168. Bölüm

168. Bölüm

Tuba eye
tugbalal

KARAN KIZILTUĞ

 

 

Uyandığımda ilk fark ettiğim şey onun nefesiydi. Düzenli, sakin… Göğsümde bir ağırlık gibi değil, bir aitlik gibi duran başı. Perdelerin arasından içeri sızan sabah ışığı, saç tellerine değdiğinde, sanki gece hiç bitmemiş gibiydi. Sanki hâlâ dün gecedeydik…

Bir gecede insanın yüreğine bu kadar dokunabilir mi bir kadın?

Dokundu.

Ve ben, elim kolum bağlı, o dokunuşun ortasında öylece kaldım.

Kolum hâlâ omzunda. İçgüdüsel bir sahipleniş gibi… Kendi bedenimden çok onun tenine ait gibiydi bu dokunuş.

Kaybetmek istemediğim tek yer, onun yanımda olduğu yerdi.

Başımı eğdim, saçlarına bir öpücük kondurdum. Yavaşça. Sanki uyanmasın, sanki bu sabah biraz daha sürsün ister gibi.

“Uyandın mı?” dedim.

Bilmiyorum neden sordum. Belki cevabını duymaktan korkuyordum. Belki o uyanınca bu büyü bozulur sandım.

“Uyanmak istemiyorum,” dedi gözlerini açmadan.

İçimden bir tebessüm geçti. Onu ilk gördüğümde böyle bir sabahı hayal bile etmemiştim.

Ama şimdi… sadece burada olması yetiyordu.

“Uyanmasan da olur,” dedim. “Sadece burada ol. Kollarımda...”

Gözlerini açtı, uzun uzun yüzüme baktı. Neye baktığını bilmiyorum ama içinde bir şeyle savaştığını hissedebiliyordum.

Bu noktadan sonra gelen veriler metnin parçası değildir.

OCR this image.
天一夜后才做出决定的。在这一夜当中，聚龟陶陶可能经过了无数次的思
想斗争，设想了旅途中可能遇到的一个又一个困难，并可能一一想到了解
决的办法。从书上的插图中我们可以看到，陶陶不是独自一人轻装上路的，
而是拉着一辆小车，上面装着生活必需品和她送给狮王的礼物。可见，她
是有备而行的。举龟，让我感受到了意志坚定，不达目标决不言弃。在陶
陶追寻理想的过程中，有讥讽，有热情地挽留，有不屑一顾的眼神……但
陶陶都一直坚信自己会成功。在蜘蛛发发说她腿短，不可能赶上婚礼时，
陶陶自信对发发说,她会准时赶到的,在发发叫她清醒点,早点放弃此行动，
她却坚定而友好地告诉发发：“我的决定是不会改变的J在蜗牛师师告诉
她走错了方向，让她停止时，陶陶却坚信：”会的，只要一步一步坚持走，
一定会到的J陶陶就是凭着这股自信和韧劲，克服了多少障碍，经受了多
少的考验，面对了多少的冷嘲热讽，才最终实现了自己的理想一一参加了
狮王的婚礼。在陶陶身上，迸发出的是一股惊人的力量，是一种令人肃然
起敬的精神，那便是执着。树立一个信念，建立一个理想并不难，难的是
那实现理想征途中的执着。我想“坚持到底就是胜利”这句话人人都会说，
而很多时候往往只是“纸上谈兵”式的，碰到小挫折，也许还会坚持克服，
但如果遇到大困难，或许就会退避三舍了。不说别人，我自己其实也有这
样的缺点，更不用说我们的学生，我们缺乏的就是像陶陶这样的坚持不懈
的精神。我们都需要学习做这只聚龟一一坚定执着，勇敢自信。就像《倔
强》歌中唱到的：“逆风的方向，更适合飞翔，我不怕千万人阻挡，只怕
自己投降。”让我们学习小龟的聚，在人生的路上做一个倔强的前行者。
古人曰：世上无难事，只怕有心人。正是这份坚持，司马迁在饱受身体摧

O bana geçmişinden arta kalan tek yerdi.

Ben ise, onun geleceğinde olmak isteyen tek adamdım.

“Birazdan gidecek misin?” diye sordu.

Başımı iki yana salladım. “Hiçbir yere gitmiyorum. Bugün senden başka hiçbir şeyle ilgilenmeyeceğim.”

Yüzü yumuşadı. İçinde bir şeyin çözüldüğünü hissettim. O an anladım ki, onun savaşmak zorunda olmadığı bir yer olmak istiyordum.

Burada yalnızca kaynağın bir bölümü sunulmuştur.